Außerdem ist der Dienst des Landpfarrers nicht zu verstehen, wenn er nicht in Gemeinschaft mit den umliegenden Priestern steht. Zwischen ihnen besteht ein gutes Verhältnis, und die Menschen wissen das. Sie treffen sich nicht nur zum gemeinsamen Gebet und zu Spaziergängen in der Umgebung (es gibt wunderbare Kiefernwälder), sondern auch jeden Sonntag zum gemeinsamen Abendessen, bei dem es die Möglichkeit zum Austausch, zum Gespräch, kurzum zum Austoben gibt. Es ist wichtig, dass man sich unterstützt fühlt, um Initiativen ergreifen zu können, die den Menschen helfen.

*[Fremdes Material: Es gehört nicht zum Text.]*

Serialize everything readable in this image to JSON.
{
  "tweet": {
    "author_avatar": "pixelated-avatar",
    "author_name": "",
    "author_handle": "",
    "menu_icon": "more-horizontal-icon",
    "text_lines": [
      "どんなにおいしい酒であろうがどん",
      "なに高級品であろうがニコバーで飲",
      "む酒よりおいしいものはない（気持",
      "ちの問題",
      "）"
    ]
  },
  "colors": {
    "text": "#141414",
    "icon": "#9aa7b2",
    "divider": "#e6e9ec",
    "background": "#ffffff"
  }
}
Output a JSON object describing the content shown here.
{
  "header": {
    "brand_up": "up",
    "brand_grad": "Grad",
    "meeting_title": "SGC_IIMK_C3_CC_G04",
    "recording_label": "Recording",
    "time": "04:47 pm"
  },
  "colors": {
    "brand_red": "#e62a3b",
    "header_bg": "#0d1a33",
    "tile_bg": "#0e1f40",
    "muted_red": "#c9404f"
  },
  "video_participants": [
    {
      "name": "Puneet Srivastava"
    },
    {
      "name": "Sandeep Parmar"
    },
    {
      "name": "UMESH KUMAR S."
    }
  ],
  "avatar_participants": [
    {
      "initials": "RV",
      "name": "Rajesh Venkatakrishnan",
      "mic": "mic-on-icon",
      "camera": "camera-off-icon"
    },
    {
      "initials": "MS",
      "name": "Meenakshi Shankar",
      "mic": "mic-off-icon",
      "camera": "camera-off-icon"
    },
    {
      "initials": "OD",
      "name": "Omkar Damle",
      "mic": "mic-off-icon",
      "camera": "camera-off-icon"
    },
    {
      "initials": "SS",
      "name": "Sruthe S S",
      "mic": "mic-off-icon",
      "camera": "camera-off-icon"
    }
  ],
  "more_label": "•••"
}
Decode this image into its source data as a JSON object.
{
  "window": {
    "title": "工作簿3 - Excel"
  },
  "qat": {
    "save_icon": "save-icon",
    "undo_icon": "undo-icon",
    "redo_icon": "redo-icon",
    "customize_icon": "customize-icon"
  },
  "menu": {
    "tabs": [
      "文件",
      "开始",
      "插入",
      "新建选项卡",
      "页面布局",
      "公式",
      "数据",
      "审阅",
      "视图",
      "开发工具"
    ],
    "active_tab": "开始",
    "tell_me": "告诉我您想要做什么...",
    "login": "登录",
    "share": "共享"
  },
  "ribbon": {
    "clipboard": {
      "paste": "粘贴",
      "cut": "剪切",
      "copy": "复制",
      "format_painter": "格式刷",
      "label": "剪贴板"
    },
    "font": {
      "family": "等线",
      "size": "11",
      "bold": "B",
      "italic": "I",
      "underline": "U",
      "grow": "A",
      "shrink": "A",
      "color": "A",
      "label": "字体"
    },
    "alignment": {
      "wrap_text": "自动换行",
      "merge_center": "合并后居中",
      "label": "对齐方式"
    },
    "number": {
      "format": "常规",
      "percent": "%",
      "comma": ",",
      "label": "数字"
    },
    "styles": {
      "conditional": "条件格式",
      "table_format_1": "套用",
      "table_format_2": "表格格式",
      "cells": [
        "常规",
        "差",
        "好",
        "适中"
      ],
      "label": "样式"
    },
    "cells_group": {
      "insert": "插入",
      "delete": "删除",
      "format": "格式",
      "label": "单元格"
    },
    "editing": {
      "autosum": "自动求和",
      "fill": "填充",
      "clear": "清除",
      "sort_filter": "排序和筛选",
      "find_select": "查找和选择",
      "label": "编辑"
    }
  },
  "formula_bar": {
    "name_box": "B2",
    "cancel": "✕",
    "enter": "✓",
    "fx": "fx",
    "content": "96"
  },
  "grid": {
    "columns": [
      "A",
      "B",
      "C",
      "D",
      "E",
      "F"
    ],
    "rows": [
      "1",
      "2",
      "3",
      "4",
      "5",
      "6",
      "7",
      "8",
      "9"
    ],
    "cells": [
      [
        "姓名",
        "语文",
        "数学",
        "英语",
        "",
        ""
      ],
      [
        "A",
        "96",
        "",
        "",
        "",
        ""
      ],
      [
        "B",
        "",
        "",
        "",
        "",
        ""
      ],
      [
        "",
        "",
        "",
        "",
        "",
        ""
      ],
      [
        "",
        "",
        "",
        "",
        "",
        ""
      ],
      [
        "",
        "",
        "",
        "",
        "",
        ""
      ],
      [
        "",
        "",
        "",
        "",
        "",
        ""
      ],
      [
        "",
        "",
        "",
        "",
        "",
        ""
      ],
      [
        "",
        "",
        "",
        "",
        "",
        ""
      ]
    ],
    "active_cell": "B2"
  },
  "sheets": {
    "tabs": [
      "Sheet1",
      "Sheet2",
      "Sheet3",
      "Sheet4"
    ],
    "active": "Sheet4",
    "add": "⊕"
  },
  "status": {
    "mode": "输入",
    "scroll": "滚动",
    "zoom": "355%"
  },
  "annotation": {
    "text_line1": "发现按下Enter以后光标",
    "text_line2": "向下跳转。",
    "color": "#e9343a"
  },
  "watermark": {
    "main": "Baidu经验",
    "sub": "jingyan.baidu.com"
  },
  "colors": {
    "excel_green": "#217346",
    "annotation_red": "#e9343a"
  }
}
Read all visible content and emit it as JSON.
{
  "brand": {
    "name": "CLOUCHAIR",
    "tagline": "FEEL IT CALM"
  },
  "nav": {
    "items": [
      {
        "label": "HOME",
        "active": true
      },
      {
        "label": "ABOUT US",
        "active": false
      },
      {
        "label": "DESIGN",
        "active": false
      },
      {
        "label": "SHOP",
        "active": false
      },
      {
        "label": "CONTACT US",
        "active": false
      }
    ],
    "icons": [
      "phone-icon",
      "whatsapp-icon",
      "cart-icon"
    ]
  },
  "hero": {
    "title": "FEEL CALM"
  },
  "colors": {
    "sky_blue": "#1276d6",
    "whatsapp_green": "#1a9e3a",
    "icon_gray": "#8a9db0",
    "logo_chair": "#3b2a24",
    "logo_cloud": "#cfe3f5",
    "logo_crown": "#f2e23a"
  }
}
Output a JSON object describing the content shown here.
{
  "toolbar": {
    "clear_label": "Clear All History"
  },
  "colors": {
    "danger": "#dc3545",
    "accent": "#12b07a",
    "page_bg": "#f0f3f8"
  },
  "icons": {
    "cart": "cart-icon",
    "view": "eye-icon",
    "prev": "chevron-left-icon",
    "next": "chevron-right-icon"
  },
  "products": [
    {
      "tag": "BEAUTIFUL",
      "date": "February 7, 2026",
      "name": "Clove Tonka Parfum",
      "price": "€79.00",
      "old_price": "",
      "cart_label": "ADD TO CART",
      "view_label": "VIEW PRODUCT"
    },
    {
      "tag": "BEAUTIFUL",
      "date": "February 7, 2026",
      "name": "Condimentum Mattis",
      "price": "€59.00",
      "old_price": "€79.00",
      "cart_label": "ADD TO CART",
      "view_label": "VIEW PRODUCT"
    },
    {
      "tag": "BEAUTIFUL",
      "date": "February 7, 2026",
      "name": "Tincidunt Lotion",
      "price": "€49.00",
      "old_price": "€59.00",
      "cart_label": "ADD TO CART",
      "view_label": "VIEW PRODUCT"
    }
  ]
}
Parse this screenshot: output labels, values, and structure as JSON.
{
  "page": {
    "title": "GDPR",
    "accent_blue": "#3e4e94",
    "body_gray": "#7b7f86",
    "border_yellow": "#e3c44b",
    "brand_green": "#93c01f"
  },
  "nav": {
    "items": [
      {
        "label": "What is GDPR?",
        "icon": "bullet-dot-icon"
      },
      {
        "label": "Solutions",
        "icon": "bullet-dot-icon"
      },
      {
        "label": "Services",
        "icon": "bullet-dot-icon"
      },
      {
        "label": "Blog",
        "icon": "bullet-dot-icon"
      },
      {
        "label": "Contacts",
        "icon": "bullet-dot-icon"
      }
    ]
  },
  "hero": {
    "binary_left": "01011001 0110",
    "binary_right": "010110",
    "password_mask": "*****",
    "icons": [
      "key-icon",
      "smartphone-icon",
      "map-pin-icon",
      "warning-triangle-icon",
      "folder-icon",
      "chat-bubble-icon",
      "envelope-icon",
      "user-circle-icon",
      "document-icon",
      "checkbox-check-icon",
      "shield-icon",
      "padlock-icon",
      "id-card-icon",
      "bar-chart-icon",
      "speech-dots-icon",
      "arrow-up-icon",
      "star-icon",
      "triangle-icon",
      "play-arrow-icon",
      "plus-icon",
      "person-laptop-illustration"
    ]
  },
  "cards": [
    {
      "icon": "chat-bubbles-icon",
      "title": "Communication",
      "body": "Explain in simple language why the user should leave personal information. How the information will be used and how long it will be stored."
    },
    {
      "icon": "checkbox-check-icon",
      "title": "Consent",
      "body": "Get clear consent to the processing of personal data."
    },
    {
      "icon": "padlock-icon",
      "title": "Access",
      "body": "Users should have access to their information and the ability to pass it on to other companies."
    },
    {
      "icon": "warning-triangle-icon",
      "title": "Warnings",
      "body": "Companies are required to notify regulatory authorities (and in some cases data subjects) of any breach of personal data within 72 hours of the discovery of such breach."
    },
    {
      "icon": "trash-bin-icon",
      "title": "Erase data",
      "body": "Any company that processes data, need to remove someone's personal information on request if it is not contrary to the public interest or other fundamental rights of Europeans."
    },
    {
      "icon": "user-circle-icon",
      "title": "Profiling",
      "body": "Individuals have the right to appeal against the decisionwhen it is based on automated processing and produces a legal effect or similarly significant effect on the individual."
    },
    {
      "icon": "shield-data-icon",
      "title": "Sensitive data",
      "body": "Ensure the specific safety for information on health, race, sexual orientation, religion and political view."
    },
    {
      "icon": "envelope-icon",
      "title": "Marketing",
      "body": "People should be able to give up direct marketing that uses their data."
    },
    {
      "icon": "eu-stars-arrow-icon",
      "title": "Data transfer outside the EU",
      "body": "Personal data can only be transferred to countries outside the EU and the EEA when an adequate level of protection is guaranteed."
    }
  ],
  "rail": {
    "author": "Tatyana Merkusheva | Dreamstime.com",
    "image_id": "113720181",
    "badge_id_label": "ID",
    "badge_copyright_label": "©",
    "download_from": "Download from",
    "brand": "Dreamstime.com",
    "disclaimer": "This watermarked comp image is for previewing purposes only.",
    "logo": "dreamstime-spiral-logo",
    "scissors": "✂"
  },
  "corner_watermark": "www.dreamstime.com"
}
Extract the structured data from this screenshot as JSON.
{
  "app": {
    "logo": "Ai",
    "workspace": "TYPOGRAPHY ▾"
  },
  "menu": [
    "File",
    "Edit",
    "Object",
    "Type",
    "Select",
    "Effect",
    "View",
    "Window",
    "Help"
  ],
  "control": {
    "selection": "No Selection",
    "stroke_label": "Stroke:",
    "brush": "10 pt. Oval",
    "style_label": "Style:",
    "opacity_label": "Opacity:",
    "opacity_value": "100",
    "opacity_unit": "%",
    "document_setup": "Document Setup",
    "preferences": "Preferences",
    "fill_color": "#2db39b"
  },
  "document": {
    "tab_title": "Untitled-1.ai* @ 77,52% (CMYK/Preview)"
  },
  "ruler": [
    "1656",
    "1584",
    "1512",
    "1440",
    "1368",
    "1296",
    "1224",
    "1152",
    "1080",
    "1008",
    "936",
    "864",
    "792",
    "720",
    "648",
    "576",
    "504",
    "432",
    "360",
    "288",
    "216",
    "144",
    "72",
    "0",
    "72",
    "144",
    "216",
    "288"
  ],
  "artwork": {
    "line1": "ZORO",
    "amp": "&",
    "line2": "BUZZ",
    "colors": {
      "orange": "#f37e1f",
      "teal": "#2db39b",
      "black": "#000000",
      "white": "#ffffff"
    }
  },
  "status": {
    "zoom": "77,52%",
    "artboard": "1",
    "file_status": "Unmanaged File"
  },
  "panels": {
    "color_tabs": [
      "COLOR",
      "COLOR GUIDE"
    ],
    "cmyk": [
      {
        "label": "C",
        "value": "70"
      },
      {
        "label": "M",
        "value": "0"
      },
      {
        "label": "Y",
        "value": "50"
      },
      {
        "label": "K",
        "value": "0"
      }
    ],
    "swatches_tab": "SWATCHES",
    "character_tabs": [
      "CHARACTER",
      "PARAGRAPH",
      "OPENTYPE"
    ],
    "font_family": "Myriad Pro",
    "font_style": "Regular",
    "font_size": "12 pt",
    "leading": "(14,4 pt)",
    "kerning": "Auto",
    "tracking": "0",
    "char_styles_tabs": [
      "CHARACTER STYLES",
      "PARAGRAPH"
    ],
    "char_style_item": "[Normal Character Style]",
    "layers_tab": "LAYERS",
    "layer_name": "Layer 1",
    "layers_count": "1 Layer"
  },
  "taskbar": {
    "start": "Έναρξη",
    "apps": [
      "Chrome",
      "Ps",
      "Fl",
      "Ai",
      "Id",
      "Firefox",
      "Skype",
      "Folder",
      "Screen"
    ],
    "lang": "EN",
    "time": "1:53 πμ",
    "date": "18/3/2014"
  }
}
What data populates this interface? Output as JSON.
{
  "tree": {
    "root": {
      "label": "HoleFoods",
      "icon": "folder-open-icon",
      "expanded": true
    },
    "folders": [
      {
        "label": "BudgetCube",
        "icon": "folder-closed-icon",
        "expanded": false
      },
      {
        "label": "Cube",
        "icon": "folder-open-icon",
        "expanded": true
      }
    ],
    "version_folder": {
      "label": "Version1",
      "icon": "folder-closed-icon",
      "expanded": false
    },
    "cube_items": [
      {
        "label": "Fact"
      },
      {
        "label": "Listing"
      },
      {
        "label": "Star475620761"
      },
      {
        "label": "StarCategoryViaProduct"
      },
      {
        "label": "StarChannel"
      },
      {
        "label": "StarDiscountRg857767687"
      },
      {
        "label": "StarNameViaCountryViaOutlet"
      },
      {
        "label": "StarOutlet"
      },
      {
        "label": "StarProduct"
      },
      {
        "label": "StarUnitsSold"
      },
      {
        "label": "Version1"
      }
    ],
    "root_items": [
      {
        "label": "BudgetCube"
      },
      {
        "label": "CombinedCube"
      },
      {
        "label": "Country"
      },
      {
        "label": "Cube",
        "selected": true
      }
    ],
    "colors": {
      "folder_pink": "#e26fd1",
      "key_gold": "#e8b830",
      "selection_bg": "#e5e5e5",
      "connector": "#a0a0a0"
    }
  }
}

Zum Beispiel die erzpriesterliche Gruppe junger Menschen, die sich um die bekannte Dynamik der LifeTeen. Es gibt mehrere junge Priester im Erzpriestertum, die sich von Anfang an für diese Initiative eingesetzt haben, und Isaac ist einer ihrer wichtigsten Förderer. Diese Katechesen für Jugendliche und Heranwachsende werden vierzehntägig unter Mitwirkung von Víctor, dem Seminaristen in der Pastoralphase, einer Gruppe von Universitätsstudenten und drei weiteren Priestern - Juan, José und Javier - durchgeführt. Wie Isaac uns sagt, geht es kurz gesagt um "junge Menschen zu einer Begegnung mit dem Herrn zu führen, die auf ihrer persönlichen Erfahrung beruht".. Sie gewährleistet auch: "Man ist angenehm überrascht von den Zeiten der Anbetung, die man mit ihnen verbringt"..

Viele von ihnen kennt er auch als Schüler, denn Isaac ist Religionslehrer an der Sekundarschule IES Alfoz de Lara in Salas de los Infantes. Dort hat er auch Kontakt zu vielen anderen Kindern, die normalerweise nicht die Gemeinde besuchen. Für alle von ihnen ist es zweifelsohne der Priesterinnerhalb und außerhalb des Klassenzimmers. Und es gibt viele, die bei ihm Rat, Nähe und sogar Freundschaft suchen. Ein Beweis dafür sind die Geschenke, die er anlässlich seiner Priesterweihe erhielt, sowie die Anwesenheit einiger von ihnen bei der Zeremonie.

Vielfältige Initiativen, bei denen es letztlich um etwas so Einfaches - und gleichzeitig so Komplexes - geht wie Christus den Seelen näher zu bringen und die Seelen Christus näher zu bringen.

Der AutorCarlos Azcona

Pfarrvikar in der Pfarrei Buen Pastor, Miranda de Ebro.